(251f) Nonlinear Dynamics of Forced Catalytic Converters

Typical three-way catalytic converter is operated as a forced system, where the inlet oxygen concentration varies with a frequency of approximately 1 Hz. The results of bifurcation analysis of the lumped approximate model of the three way catalytic conventer using the nonstationary reaction kinetics wil be described. The analysis predicted oscillations in the CO oxidation submodel based on nonstationary kinetics similarly as in the full nonstationary kinetic model of the TWC converter. The used reaction network has been investigated by stoichiometric network analysis [1]. Major unstable reaction subnetworks underlying oscillations in the CO and hydrocarbon oxidation have been identified. The nonlinear dynamics of CO oxidation in the lumped isothermal reactor model has been analyzed in detail. The constructed evolution diagram confirmed the existence of hysteresis and oscillations. It was found that in a certain range of the inlet oxygen concentrations there coexist low-and high-conversion stable stationary solutions. The coexistence of stable periodic solutions with stable stationary solutions was found to occur in another range of the inlet oxygen concentrations. Simulations of the model converter with periodically varying inlet oxygen concentrations revealed the existence of complex oeriodic and aperiodic regimes.Detailed analysis based on the use of continuation methods for analysis of periodically forced systems and computation of Lyapunov exponents revealed the existence of periodic, quasiperiodic and chaotic solutions.

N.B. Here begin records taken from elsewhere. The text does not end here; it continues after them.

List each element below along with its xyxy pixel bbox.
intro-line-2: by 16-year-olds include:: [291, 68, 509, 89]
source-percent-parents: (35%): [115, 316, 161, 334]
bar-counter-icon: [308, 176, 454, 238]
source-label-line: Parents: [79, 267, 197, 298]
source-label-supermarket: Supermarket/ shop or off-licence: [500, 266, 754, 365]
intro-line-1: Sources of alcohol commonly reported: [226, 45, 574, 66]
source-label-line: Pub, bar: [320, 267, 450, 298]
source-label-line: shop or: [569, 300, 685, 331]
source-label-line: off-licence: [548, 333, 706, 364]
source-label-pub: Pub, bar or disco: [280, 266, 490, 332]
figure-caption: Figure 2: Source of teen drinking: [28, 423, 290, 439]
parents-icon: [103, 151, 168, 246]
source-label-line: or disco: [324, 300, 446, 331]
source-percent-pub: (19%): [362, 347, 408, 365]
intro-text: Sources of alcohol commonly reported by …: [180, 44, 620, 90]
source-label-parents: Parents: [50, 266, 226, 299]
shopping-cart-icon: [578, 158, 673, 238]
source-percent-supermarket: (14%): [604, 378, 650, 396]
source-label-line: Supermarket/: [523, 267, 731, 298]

Arnold tongues in the parametric plane frequency - amplitude of the inlet oxygen concentration have been constructed and related to time-averaged outled conversions of CO. In the forced model of TWC converter it was found that the time averaged conversions of NOx depend strongly on the type of the inlet oxygen concentration forcing. [1]. P. Koci, V. Nevoral, M. Zahrubsky, M. Kubicek and M. Marek, Chem. Eng. Sci., 2004, 59, 5597-5605.